2. Pink Lincolns - Back From The Pink Room
The classic debut album from one of the most underrated punk rock bands of all-time. These Floridians were doing snotty-as-hell three-chord punk rock when almost no one else cared to. These guys caught on in the '90s due to a close association with The Queers and Screeching Weasel. But Back From The Pink Room has just in much in common with, say, Black Flag or the Angry Samoans. "I've Got My Tie On" is pretty much the best song ever.

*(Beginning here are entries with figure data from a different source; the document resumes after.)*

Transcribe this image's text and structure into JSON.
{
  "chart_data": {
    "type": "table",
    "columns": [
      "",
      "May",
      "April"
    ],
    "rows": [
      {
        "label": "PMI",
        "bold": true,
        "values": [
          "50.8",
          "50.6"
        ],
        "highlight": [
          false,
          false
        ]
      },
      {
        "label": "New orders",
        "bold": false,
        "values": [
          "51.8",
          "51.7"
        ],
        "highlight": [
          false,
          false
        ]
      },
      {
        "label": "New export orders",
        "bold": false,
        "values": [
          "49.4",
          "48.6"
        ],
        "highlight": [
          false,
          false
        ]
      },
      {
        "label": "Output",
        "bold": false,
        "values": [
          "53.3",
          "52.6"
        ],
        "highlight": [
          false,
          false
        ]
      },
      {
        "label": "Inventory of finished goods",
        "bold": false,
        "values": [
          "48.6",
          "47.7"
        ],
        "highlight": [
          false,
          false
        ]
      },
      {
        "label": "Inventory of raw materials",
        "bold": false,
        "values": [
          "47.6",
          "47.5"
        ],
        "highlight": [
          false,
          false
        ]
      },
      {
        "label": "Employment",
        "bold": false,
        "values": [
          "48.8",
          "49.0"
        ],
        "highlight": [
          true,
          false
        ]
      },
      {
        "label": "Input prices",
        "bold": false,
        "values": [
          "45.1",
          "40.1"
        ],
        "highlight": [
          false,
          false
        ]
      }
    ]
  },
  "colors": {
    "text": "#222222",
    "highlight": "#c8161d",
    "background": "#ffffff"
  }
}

1. Replacements - Pleased To Meet Me
Having recently proclaimed that Tim is the best Replacements album, I'll add that Pleased To Meet Me comes a very close second. Perhaps The Replacements were never quite the same without Bob Stinson. But Paul Westerberg's incredible run of songwriting circa the mid-'80s peaks on Pleased To Meet Me. And while Jim Dickinson's production scrubs clean any last remnants of The Replacements' rough edges, the big, soaring sound is a perfect fit for these tunes. "Alex Chilton", "Can't Hardly Wait", "The Ledge", and "Skyway" are up there with the best of the best Replacements songs. "Valentine" is one of Westerberg's most overlooked gems. And even seeming throwaways like "Shooting Dirty Pool" remind us that The Replacements were still at heart a rock n' roll band. That, sadly, would not be the case on subsequent releases. But Pleased To Meet Me, like Tim before it, is an album that justifies The Replacements' standing as the great American band of their time.
So I suppose I should start working on my 1985 list next...unless I get sidetracked by another "challenge"!